A few weeks ago I had a dream. I was taking a swimming lesson and I was the only adult in the group. I was all geared up in my swimsuit and walked into the pool holding the hands of the little kids in the swim class with me. As I entered the pool area, my new pastor, Vera, was already in the water leading another swim lesson, again all little kids, that was just finishing up. She looked up, saw me, and asked, "Do you have your goggles, DeNae?" I told her that I did not and she replied, "You might want them because the water's going to get really rough."
How's that for a sneak peek at my life. Folks, the water is currently rough. We are staying afloat, but the stress is building, trying to sink us from all angles.
We put our house on the market to move from Minnesota to Colorado and thought that selling our house would be the hard part. We dropped the price a few times and finally accepted an offer after what felt like an eternity (probably due to the fact that we had over 40 showings and we have four kids), but was actually at the average for days on market. It was hard. In fact, we thought it would be the hardest piece of the moving puzzle.
Then we spent seven weeks in Omaha where we never really felt at home because it wasn't really home. We were there too long for it to be a vacation and not long enough to feel at all settled. It was hard. In fact, we changed our minds and thought that would be the hardest piece of the moving puzzle.
Now we are home. We love Colorado and the kids are in a co-op and starting their spring sports. We have a new church home and are meeting more people and love the mountains and the skiing and the proximity to my mom and Keith and on and on the list goes. Unfortunately, it appears we are not the only people who love it here.
The housing market has reached a panicked frenzy. I have explained it this way: Imagine a koi pond at the zoo just after a child throws a handful of food into it. It's that crazy here. We have been at showings where there are 8 other realtors and families looking at the same time. All houses we look at get at least four offers in two days and usually at least one is cash and at least one is $20,000 over asking price.
The freaky, sad, really stressful reality is that we have less than two months to find a place to live because our lease is up. We cannot extend our current lease for a multitude of reasons and the rental market is even tighter than the housing market.
We are doing everything we can. We are trusting the wise words of my grandma who said that God got us this far and won't leave us stranded. We are also feeling the pressure rise because we are humans who have four small people relying on us to keep them safe and protected and in a home. And, good grief, we are trying. Repeatedly we are trying, but we just can't compete in this market.

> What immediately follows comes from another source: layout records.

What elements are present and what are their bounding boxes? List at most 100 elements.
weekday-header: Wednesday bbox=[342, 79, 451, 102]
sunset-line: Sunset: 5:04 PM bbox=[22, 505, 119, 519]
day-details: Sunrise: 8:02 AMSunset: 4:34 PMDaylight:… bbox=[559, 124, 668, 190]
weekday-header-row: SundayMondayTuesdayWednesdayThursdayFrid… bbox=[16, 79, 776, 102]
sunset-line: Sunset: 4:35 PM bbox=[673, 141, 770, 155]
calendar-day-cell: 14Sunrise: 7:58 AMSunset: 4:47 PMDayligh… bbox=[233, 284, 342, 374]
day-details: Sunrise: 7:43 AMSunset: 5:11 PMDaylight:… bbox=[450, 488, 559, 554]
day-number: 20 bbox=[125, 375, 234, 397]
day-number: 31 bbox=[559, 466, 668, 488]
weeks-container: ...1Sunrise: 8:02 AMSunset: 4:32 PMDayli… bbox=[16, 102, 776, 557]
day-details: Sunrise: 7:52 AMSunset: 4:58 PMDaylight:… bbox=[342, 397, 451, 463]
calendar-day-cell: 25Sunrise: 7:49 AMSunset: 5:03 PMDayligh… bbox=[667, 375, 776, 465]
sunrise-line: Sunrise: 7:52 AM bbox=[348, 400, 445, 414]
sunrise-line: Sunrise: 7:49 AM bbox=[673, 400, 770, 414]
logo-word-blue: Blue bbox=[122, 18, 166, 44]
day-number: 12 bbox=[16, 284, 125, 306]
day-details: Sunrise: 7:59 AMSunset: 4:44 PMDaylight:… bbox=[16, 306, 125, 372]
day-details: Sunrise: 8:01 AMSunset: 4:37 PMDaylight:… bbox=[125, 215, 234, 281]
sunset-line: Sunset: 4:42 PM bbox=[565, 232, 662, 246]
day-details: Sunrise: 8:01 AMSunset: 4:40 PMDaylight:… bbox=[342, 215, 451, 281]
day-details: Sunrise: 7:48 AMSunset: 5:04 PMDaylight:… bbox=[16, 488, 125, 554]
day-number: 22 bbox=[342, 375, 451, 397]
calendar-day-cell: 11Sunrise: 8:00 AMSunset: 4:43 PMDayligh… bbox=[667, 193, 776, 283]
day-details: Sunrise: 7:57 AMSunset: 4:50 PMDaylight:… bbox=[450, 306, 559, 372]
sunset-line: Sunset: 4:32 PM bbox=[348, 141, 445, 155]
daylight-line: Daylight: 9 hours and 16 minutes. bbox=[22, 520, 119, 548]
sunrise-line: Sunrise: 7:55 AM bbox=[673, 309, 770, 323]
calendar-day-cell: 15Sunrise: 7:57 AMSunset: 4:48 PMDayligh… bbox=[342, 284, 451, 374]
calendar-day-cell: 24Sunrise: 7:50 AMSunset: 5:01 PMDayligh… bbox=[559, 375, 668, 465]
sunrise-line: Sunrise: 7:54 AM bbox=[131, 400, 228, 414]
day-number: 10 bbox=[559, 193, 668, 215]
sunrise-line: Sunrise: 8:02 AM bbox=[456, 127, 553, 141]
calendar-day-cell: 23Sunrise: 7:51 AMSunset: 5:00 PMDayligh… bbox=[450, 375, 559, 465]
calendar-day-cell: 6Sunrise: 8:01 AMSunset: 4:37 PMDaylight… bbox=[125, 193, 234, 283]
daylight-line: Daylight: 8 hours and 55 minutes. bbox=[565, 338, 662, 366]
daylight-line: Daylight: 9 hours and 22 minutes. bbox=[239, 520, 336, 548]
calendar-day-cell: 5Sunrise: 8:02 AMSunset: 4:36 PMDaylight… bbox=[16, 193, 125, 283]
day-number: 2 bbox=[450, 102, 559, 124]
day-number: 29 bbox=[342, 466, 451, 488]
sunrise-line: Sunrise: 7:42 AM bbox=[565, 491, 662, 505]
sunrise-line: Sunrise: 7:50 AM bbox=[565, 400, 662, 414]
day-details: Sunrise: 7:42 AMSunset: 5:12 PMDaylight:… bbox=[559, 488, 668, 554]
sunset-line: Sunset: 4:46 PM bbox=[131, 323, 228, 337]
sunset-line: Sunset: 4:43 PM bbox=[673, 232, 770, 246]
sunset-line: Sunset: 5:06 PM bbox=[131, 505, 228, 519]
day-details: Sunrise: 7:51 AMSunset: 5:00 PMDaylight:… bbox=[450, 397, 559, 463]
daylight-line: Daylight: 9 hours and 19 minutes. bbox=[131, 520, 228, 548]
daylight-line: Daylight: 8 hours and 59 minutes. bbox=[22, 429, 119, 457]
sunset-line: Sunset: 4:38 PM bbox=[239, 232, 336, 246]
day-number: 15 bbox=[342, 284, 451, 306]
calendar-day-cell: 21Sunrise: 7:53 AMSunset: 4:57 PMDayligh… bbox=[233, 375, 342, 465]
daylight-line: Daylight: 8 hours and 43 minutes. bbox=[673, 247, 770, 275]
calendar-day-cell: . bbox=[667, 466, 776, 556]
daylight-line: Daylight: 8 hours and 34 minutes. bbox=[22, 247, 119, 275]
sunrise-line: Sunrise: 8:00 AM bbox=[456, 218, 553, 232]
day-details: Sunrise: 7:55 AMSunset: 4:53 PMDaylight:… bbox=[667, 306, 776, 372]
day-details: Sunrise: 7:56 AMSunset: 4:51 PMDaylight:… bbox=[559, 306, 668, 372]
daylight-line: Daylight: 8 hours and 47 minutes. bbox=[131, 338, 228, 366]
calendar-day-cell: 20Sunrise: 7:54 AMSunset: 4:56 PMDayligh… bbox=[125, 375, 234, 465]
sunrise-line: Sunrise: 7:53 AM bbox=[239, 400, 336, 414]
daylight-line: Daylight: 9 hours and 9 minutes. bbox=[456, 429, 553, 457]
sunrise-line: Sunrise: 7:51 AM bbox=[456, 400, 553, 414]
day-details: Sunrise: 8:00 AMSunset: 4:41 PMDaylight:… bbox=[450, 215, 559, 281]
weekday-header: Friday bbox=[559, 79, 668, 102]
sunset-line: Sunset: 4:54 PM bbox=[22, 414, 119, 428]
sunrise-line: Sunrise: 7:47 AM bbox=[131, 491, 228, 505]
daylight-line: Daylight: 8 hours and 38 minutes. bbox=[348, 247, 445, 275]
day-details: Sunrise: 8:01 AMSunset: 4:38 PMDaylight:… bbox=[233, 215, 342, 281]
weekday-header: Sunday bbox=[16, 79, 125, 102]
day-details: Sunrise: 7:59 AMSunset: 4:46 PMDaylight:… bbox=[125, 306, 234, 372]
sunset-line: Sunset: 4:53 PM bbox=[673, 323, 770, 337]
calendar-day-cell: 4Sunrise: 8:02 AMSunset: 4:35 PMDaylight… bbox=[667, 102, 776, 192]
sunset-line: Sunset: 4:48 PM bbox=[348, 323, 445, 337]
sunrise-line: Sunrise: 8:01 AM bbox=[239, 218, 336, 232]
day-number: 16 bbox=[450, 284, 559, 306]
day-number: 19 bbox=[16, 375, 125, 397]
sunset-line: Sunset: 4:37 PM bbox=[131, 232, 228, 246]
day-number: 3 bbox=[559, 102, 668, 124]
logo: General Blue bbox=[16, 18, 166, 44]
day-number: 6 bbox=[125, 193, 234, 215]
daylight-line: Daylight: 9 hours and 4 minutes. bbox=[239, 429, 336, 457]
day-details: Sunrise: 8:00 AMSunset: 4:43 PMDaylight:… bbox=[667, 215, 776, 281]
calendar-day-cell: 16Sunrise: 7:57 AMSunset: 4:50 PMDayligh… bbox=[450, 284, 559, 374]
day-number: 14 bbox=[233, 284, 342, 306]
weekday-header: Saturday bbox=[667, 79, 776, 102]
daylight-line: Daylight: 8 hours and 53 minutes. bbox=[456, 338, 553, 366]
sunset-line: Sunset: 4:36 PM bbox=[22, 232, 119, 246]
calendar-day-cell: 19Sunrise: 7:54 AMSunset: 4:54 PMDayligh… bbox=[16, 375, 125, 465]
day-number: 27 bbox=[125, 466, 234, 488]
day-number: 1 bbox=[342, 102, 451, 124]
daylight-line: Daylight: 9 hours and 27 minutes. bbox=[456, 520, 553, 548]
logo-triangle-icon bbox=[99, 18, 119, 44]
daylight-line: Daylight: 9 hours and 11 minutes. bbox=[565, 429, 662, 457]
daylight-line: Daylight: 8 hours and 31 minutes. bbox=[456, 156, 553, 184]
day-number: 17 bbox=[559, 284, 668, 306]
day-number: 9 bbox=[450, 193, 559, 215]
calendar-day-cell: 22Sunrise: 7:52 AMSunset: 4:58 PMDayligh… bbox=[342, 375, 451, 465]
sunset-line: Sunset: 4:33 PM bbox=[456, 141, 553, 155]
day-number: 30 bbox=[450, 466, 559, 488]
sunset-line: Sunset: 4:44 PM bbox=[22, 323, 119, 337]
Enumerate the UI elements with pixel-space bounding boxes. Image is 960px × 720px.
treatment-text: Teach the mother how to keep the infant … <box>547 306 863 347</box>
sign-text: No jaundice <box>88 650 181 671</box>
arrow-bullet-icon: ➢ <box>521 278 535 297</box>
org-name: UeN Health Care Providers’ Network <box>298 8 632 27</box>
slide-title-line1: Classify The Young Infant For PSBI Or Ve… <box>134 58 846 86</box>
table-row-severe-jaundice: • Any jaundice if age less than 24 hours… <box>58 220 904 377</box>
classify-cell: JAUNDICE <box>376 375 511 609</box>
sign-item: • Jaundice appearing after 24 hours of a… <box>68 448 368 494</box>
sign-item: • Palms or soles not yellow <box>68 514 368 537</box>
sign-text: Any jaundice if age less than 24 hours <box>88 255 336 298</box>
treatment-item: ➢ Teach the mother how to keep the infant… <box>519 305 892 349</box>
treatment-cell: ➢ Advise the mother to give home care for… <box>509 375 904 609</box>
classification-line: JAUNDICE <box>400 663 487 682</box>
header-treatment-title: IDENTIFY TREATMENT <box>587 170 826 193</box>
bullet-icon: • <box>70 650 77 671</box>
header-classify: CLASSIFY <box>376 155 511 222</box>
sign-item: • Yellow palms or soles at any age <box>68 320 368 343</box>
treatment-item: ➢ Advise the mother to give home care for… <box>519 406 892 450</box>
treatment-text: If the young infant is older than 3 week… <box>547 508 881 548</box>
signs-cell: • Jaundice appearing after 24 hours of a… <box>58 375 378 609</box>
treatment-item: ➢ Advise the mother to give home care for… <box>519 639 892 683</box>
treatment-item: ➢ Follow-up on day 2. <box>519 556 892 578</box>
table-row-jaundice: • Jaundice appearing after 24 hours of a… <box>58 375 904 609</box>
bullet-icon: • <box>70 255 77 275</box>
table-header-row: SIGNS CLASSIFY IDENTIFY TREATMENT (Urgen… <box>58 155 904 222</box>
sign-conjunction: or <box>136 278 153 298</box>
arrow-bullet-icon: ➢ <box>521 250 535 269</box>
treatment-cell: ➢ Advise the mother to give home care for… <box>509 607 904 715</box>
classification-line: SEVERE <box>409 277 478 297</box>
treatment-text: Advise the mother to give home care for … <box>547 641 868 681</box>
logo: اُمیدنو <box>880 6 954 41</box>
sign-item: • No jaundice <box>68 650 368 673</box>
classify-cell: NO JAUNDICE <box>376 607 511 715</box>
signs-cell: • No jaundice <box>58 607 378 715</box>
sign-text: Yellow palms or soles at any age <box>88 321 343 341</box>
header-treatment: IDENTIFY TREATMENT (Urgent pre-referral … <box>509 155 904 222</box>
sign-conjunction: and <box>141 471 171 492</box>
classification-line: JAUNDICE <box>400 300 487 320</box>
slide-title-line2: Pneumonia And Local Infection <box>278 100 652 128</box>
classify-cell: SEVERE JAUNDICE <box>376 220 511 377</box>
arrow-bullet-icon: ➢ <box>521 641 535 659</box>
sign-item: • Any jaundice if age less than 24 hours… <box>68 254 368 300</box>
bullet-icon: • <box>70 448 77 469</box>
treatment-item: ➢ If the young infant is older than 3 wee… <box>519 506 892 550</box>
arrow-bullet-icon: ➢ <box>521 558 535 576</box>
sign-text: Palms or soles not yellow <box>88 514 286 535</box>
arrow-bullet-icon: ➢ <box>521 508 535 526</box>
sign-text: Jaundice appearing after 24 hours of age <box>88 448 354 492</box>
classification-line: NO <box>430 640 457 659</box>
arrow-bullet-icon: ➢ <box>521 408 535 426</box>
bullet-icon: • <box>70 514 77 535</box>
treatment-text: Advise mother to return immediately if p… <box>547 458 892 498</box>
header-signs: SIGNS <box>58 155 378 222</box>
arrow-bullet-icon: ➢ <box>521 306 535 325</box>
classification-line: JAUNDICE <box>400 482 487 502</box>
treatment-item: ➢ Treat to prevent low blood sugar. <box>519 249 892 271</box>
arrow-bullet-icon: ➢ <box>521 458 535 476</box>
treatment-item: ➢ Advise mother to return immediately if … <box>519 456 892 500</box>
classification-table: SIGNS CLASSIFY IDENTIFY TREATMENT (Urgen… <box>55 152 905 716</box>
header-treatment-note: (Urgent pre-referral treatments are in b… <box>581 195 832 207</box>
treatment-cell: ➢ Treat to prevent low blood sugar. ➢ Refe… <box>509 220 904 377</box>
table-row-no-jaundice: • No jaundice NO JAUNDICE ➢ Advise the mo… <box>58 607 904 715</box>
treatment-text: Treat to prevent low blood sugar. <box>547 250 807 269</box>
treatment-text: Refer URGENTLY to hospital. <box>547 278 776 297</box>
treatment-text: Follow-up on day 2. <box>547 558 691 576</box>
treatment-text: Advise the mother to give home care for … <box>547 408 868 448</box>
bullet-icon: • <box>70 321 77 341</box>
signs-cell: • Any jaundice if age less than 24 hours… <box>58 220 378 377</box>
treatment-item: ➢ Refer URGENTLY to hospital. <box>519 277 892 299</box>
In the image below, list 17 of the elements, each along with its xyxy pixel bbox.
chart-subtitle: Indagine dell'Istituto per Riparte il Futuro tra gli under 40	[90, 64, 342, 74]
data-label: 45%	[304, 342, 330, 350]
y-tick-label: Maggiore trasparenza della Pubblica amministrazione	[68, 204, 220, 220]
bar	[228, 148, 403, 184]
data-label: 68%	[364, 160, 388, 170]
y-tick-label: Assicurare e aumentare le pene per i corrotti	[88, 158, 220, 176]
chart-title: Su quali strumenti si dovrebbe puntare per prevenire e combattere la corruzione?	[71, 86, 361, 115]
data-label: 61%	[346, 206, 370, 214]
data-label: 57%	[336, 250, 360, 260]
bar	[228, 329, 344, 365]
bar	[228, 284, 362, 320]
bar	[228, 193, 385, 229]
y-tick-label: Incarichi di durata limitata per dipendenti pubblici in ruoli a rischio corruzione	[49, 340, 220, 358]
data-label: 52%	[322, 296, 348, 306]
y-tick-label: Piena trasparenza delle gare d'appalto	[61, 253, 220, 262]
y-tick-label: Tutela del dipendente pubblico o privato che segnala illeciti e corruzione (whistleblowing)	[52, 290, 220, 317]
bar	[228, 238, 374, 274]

In a weird way, I'm just hoping this is actually the hard thing, not just another thing we think is the hard thing that turns out to be not such a big deal. I kind of need this to be the big deal.
I am breaking each day down into little pieces of what I can control and what I can't control and I'm trying to throw the can't control stuff out the window. I cannot control when people put their houses on the market. I cannot control if they accept our offers. I can control how I respond to my disappointment. I can control the steps I take to find a place to live. Sometimes I succeed and other times I lock the bathroom door to cry. Stress. Gotta love it.
I'm sorry this is all I can write about. It's pretty much all I can think about, too. I guess I should have grabbed those goggles. The water sure is rough.